Intimacy as physical closeness
In gallery didactics and artist statements, I often read “intimate” as a euphemism for “small” — the smaller the book, the closer one must be to properly experience it. Such closeness may, but does not necessarily, entail the disclosure of personal jottings or shared thoughts and feelings of the definitions above.

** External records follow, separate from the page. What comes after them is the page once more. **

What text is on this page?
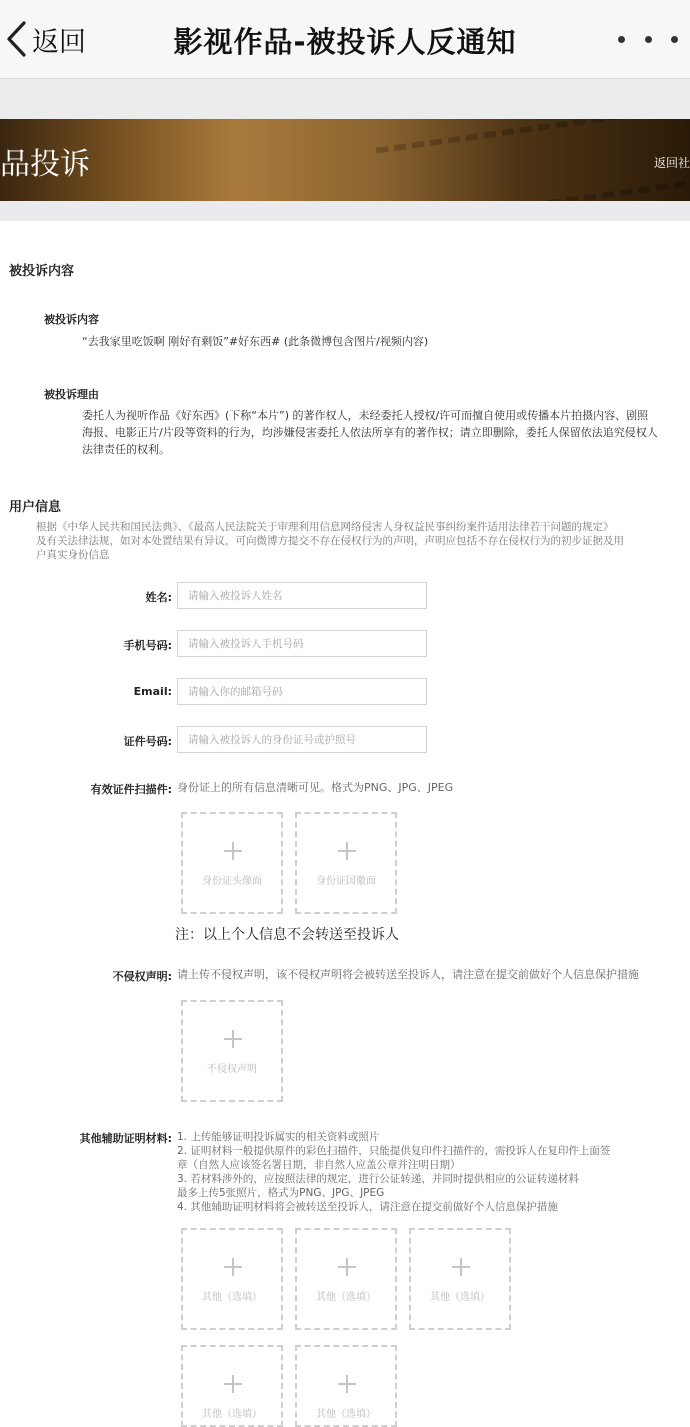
返回	影视作品-被投诉人反通知
品投诉	返回社
被投诉内容
被投诉内容
“去我家里吃饭啊 刚好有剩饭”#好东西# (此条微博包含图片/视频内容)
被投诉理由
委托人为视听作品《好东西》(下称“本片”) 的著作权人，未经委托人授权/许可而擅自使用或传播本片拍摄内容、剧照
海报、电影正片/片段等资料的行为，均涉嫌侵害委托人依法所享有的著作权；请立即删除，委托人保留依法追究侵权人
法律责任的权利。
用户信息
根据《中华人民共和国民法典》、《最高人民法院关于审理利用信息网络侵害人身权益民事纠纷案件适用法律若干问题的规定》
及有关法律法规，如对本处置结果有异议，可向微博方提交不存在侵权行为的声明，声明应包括不存在侵权行为的初步证据及用
户真实身份信息
姓名:
请输入被投诉人姓名
手机号码:
请输入被投诉人手机号码
Email:
请输入你的邮箱号码
证件号码:
请输入被投诉人的身份证号或护照号
有效证件扫描件: 身份证上的所有信息清晰可见。格式为PNG、JPG、JPEG
身份证头像面	身份证国徽面
注：以上个人信息不会转送至投诉人
不侵权声明: 请上传不侵权声明，该不侵权声明将会被转送至投诉人，请注意在提交前做好个人信息保护措施
不侵权声明
其他辅助证明材料: 1. 上传能够证明投诉属实的相关资料或照片
2. 证明材料一般提供原件的彩色扫描件，只能提供复印件扫描件的，需投诉人在复印件上面签
章（自然人应该签名署日期，非自然人应盖公章并注明日期）
3. 若材料涉外的，应按照法律的规定，进行公证转递，并同时提供相应的公证转递材料
最多上传5张照片，格式为PNG、JPG、JPEG
4. 其他辅助证明材料将会被转送至投诉人，请注意在提交前做好个人信息保护措施
其他（选填）	其他（选填）	其他（选填）
其他（选填）	其他（选填）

This physical closeness is not just a feature of the book and its reader but also of elements within the book. We see this in Clive Phillpot’s essay “Some Contemporary Artists and Their Books.” He writes, “The fact that certain bookworks combine words and pictures intimately, in a non-illustrative manner, complicates [analogies to film and poetry] and makes for further richness.” [4] As a formal feature of the composition, physical proximity is meant to inform the viewer’s interpretation, but this is a unidirectional form of meaning-making. It also isn’t clear how intimacy here differs from mere closeness, or whether all comingling of text and image is intimate.
Toward a new intimacy
Despite the variety of uses above, the euphemistic connotations of “intimacy” saddle the word with conservative baggage. Quality and value are absent from phrases like “being intimate,” and its default use assumes an interaction between two people. It is no surprise that the “intimacy” of the artist book often mirrors the heteronormative encounter — artist and reader, giver and receiver.

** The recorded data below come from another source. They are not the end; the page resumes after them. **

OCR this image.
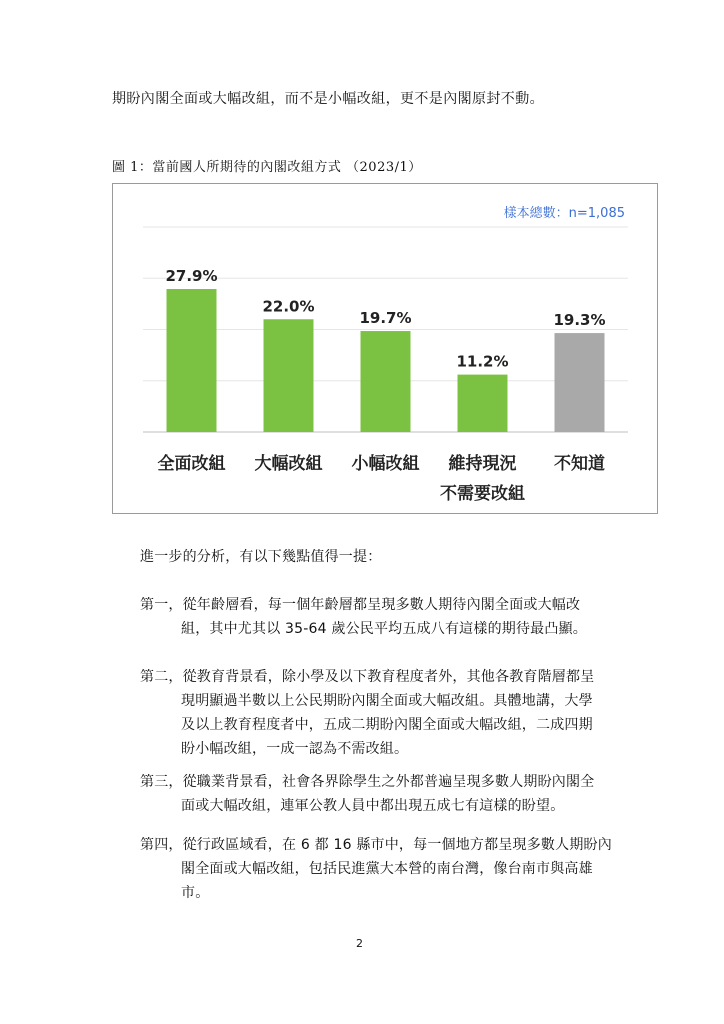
期盼內閣全面或大幅改組，而不是小幅改組，更不是內閣原封不動。
圖 1：當前國人所期待的內閣改組方式 （2023/1）
樣本總數：n=1,085
27.9%
全面改組
22.0%
大幅改組
19.7%
小幅改組
11.2%
維持現況
不需要改組
19.3%
不知道
進一步的分析，有以下幾點值得一提：
第一，從年齡層看，每一個年齡層都呈現多數人期待內閣全面或大幅改
組，其中尤其以 35-64 歲公民平均五成八有這樣的期待最凸顯。
第二，從教育背景看，除小學及以下教育程度者外，其他各教育階層都呈
現明顯過半數以上公民期盼內閣全面或大幅改組。具體地講，大學
及以上教育程度者中，五成二期盼內閣全面或大幅改組，二成四期
盼小幅改組，一成一認為不需改組。
第三，從職業背景看，社會各界除學生之外都普遍呈現多數人期盼內閣全
面或大幅改組，連軍公教人員中都出現五成七有這樣的盼望。
第四，從行政區域看，在 6 都 16 縣市中，每一個地方都呈現多數人期盼內
閣全面或大幅改組，包括民進黨大本營的南台灣，像台南市與高雄
市。
2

However, Johanna Drucker pushes beyond this conservative paradigm, writing “No single encounter with a successful book closes off its polyvalent possibilities.” [5] On the following page, Drucker uses “intimate” as physical closeness, but she also gestures toward an expanded definition: “Enclosure and intimacy are two familiar features of this spatial embrace, and as a personal experience offering itself anew to each viewer, the book is unparalleled for its richness of detail, variety, and repleteness.” [6]
That experience is not rich in spite of the book’s embrace but because of it. The agency of the book mediates the exchange between artist and viewer. By recognizing the third party in this relationship, we can trouble the heteronormative paradigm of intimacy. This further expands the multiplicity of experiences and meanings already implied in Drucker’s claim that each reader sees the book anew.
Previous forms of “intimacy” conceive of two people as close together, physically and/or metaphorically, as possible. In the context of artist books, such an intimacy erases the object it is supposed to theorize. Instead, we must recognize another, queer, polyvalent intimacy. In this expansive and inclusive intimacy, the book is not an inert layer of mediation between two people, it is an agential object that amplifies their experience.
1. Jacky Klein, “In an ever-mediated world, artists’ books offer an intimate encounter,” The Art Newspaper, April 22, 2020, https://www.theartnewspaper.com/2020/04/22/in-an-ever-mediated-world-artists-books-offer-an-intimate-encounter.
2. Tia Blassingame and Ellen Sheffield, “Troubling: Artists’ Books that enlighten and disrupt old ways of being and seeing,” Bainbridge Island Museum of Art, accessed December 3, 2023, https://www.biartmuseum.org/exhibitions/troubling-artists-books-that-enlighten-and-disrupt-old-ways-of-being-and-seeing/.
3. Johanna Drucker, The Century of Artists’ Books (New York City: Granary Books, 1995), 264–265.
4. Clive Phillpot, “Some Contemporary Artists and Their Books” in Joan Lyons, ed., Artists’ Books: A Critical Anthology and Sourcebook (Rochester, N.Y.: Visual Studies Workshop, 1985), 129.
5. Drucker, 359.
6. Drucker, 360.
Carley Gomez is an artist and writer in Madison, Wisconsin. She is co-founder of Partial Press.